During Doyle's third year of medical school, he took a ship surgeon's post on a whaling ship sailing for the Arctic Circle. The voyage awakened Doyle's sense of adventure, a feeling that he incorporated into a story, Captain of the Pole Star.
In 1880, Doyle returned to medical school. Back at the University of Edinburgh, Doyle became increasingly invested in Spiritualism or "Psychic religion," a belief system that he would later attempt to spread through a series of his written works. By the time he received his Bachelor of Medicine degree in 1881, Doyle had denounced his Roman Catholic faith.
Sherlock Holmes
In 1886, newly married and still struggling to make it as an author, Doyle started writing the mystery novel A Tangled Skein. Two years later, the novel was renamed A Study in Scarlet and published in Beeton's Christmas Annual. A Study in Scarlet, which first introduced the wildly popular characters Detective Sherlock Holmes and his assistant, Watson, finally earned Doyle the recognition he had so desired. It was the first of 60 stories that Doyle would pen about Sherlock Holmes over the course of his writing career. Also, in 1887, Doyle submitted two letters about his conversion to Spiritualism to a weekly periodical called Light.
Doyle continued to actively participate in the Spiritualist movement from 1887 to 1916, during which time he wrote three books that experts consider largely autobiographical. These include Beyond the City (1893), The Stark Munro Letters (1895) and A Duet with an Occasional Chorus (1899). Upon achieving success as a writer, Doyle decided to retire from medicine.

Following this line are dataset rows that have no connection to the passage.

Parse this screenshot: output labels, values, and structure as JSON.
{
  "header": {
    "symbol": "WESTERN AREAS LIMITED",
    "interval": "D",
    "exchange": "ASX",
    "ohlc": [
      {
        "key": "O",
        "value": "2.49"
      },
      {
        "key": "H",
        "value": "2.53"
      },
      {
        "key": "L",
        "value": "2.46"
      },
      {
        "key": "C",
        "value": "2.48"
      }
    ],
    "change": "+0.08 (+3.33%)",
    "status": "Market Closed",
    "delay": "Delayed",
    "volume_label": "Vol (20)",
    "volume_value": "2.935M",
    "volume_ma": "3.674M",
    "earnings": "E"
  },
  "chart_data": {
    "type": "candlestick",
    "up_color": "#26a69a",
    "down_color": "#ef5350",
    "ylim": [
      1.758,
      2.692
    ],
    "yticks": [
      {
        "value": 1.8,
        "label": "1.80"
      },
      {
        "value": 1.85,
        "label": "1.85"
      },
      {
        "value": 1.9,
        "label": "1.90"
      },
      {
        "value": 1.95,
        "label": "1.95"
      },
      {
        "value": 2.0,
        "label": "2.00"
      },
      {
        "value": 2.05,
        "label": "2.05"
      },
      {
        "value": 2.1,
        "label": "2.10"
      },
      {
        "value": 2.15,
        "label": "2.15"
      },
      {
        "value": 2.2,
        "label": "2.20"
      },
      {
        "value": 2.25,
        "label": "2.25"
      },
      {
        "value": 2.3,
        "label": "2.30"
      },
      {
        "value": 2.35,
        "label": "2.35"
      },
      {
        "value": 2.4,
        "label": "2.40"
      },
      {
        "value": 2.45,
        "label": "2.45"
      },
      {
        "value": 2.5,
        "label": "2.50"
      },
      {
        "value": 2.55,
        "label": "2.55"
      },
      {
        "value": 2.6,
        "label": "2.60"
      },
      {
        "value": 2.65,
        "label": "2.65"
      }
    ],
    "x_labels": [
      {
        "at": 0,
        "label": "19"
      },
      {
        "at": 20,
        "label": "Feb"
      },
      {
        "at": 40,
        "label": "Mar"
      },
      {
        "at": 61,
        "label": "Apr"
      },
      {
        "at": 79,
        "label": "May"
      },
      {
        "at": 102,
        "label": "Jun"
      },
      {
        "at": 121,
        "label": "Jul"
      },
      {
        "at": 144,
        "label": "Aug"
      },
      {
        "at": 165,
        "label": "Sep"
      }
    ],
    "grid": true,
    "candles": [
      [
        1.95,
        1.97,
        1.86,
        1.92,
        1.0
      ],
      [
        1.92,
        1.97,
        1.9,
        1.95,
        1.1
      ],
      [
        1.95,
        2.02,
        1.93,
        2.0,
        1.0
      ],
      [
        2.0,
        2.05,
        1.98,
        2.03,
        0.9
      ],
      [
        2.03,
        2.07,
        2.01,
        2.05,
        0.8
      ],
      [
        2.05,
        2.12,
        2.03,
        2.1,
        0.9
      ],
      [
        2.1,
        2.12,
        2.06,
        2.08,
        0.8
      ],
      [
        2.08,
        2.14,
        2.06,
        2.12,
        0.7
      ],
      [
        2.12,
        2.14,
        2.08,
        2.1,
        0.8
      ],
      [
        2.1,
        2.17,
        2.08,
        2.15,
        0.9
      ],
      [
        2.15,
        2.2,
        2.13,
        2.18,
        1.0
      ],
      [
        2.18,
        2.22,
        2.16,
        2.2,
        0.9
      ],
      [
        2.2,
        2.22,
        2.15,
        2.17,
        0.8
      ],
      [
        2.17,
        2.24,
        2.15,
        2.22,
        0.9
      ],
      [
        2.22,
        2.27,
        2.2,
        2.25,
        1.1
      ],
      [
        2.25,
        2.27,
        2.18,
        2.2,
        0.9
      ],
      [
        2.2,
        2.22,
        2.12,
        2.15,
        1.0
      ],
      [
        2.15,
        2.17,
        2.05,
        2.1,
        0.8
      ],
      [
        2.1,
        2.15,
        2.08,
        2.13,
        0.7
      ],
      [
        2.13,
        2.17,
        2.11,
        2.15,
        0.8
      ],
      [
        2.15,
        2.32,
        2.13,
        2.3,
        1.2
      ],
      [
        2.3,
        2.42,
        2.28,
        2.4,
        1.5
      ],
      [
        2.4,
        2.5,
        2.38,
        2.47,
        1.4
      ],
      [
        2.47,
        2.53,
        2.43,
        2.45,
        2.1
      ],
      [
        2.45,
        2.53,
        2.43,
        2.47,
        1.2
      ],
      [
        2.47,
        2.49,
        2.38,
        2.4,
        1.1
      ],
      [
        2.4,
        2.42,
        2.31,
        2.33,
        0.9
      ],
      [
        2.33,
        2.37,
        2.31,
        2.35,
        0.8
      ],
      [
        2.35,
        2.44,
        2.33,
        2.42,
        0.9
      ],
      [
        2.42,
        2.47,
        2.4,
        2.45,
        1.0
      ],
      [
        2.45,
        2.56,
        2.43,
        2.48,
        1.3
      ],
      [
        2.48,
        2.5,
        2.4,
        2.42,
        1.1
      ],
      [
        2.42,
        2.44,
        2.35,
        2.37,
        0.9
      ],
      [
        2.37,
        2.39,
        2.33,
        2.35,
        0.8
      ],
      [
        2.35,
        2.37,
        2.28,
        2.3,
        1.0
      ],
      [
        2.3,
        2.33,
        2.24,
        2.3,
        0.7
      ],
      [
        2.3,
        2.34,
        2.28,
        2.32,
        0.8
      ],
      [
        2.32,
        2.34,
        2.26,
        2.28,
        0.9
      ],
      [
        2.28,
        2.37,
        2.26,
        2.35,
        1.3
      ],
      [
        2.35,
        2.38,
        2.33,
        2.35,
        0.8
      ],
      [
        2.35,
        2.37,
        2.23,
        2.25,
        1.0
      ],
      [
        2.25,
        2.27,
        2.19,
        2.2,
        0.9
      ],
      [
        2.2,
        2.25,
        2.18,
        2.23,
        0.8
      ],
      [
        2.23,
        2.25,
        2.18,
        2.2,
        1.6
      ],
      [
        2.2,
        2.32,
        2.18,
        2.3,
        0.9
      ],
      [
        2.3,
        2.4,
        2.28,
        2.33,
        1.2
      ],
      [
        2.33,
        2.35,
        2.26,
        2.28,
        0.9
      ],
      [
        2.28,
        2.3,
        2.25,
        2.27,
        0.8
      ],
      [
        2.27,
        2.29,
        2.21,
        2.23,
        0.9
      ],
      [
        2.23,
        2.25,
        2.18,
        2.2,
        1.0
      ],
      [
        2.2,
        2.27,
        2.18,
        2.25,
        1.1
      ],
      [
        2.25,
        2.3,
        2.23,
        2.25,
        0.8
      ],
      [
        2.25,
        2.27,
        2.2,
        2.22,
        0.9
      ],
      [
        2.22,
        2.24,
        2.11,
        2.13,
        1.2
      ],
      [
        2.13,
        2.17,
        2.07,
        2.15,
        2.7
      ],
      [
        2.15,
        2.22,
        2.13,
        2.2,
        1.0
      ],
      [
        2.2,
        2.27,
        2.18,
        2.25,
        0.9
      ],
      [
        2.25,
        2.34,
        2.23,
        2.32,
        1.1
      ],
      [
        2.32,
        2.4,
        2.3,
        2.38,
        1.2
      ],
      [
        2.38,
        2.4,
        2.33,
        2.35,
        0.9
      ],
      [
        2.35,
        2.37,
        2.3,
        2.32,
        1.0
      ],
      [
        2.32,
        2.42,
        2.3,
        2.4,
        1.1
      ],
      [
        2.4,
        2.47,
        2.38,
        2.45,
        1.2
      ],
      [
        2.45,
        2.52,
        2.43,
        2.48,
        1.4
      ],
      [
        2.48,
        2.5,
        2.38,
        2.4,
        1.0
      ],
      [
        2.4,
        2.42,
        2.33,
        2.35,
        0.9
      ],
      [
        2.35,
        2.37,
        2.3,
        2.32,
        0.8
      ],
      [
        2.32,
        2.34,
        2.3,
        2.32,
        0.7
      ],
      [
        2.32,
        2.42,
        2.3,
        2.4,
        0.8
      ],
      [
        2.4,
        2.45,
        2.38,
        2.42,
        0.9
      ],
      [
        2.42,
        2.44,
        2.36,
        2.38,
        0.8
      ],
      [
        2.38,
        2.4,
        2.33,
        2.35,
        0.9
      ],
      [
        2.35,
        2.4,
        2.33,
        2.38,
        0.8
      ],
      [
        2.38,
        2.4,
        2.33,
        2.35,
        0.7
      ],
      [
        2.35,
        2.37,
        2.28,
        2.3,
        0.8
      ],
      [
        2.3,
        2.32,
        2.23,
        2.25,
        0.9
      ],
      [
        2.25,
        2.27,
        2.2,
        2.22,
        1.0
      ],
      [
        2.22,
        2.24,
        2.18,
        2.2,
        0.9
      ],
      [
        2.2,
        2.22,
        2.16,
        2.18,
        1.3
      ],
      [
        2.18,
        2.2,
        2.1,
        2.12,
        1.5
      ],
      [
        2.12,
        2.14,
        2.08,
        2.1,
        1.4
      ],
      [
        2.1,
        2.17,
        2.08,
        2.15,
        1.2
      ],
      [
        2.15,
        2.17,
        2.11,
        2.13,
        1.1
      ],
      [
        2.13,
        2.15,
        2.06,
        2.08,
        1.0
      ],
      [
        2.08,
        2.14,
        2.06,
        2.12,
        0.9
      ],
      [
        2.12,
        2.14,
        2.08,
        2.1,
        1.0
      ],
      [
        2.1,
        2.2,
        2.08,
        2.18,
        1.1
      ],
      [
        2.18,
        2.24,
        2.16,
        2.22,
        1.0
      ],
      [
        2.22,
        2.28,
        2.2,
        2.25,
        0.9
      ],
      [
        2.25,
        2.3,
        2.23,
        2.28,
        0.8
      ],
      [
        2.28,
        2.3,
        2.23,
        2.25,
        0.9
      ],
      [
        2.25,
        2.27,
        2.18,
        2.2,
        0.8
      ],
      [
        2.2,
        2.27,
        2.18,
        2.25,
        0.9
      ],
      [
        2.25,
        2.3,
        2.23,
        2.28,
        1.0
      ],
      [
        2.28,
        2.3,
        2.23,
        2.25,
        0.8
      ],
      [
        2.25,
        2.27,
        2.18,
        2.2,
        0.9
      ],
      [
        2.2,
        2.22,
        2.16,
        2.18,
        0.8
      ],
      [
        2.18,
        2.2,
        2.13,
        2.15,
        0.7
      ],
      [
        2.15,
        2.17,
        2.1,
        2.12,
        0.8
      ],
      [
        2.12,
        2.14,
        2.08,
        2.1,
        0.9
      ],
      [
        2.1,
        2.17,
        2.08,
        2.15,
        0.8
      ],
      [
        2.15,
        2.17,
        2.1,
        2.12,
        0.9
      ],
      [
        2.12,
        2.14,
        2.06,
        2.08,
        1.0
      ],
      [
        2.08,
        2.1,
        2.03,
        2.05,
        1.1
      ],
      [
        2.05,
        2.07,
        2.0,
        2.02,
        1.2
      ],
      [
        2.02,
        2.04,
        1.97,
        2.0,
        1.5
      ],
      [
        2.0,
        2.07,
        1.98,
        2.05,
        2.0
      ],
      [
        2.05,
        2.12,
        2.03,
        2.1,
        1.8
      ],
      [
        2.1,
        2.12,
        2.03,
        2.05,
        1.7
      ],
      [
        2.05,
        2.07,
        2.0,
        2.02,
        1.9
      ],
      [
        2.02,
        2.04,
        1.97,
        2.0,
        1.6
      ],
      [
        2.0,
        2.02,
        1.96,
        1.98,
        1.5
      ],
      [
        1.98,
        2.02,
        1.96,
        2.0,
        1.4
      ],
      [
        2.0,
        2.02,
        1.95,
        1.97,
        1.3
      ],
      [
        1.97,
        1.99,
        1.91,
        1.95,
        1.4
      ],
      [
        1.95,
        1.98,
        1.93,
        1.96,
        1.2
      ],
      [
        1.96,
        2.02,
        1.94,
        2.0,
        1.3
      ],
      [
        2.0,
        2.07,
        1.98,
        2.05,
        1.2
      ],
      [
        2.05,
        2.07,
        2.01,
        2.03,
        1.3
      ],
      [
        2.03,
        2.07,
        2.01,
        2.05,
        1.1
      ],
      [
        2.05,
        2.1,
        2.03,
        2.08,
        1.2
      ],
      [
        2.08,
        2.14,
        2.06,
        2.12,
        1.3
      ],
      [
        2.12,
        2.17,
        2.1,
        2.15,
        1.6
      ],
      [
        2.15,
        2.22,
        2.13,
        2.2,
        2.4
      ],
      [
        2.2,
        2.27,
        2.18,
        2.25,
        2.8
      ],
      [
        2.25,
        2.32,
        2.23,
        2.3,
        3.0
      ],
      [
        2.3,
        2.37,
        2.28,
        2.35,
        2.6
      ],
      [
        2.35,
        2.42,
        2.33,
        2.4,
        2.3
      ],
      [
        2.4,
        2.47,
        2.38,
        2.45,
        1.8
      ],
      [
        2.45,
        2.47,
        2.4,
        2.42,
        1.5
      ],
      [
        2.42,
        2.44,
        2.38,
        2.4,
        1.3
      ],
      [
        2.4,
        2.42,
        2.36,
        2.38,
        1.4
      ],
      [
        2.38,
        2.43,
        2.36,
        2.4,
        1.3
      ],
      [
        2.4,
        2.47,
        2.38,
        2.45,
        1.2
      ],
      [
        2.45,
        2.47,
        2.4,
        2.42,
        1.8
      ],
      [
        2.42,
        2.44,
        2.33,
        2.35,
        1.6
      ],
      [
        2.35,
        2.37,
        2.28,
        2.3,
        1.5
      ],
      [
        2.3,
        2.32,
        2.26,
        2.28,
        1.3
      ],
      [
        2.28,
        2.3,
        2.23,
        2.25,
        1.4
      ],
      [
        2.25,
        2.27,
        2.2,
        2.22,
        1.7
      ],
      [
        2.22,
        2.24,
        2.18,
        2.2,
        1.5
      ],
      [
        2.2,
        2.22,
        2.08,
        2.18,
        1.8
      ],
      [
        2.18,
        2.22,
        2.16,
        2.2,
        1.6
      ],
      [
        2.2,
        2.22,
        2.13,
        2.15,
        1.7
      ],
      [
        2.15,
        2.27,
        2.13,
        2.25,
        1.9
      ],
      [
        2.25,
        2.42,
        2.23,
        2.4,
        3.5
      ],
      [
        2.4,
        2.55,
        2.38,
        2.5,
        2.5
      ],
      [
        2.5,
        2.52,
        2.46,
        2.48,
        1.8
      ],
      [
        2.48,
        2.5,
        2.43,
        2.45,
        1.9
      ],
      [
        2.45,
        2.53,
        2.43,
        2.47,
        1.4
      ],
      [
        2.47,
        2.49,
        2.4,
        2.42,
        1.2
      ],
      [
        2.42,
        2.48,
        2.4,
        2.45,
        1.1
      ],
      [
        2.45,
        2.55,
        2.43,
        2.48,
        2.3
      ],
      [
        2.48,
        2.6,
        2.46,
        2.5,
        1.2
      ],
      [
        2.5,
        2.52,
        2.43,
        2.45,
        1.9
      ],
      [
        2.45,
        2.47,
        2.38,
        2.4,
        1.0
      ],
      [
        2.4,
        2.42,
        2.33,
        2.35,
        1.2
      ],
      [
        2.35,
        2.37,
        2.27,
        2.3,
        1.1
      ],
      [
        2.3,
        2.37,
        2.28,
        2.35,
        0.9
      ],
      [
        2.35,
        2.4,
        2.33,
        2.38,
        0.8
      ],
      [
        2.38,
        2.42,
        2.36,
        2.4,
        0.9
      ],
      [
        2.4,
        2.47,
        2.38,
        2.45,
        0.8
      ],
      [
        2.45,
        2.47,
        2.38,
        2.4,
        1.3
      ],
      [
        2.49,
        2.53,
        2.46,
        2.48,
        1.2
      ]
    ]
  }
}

The prolific author also composed four of his most popular Sherlock Holmes books during the 1890s and early 1900s: The Sign of Four (1890), The Adventures of Sherlock Holmes (1892), The Memoirs of Sherlock Holmes (1894) and The Hound of Baskervilles, published in 1901. In 1893, to Doyle's readers' disdain, he had attempted to kill off his Sherlock Holmes character in order to focus more on writing about Spiritualism. In 1901, however, Doyle reintroduced Sherlock Holmes in The Hound of Baskervilles and later brought him back to life in The Adventure of the Empty House so the lucrative character could earn Doyle the money to fund his missionary work.
In 1928, Doyle's final twelve stories about Sherlock Holmes were published in a compilation entitled The Casebook of Sherlock Holmes.
Death
Having recently been diagnosed with Angina Pectoris, Doyle stubbornly ignored his doctor's warnings, and in the fall of 1929, embarked on a spiritualism tour through the Netherlands. He returned home with chest pains so severe that he needed to be carried on shore and was thereafter almost entirely bedridden at his home in Crowborough, England. Rising one last time on July 7, 1930, Doyle collapsed and died in his garden while clutching his heart with one hand and holding a flower in the other.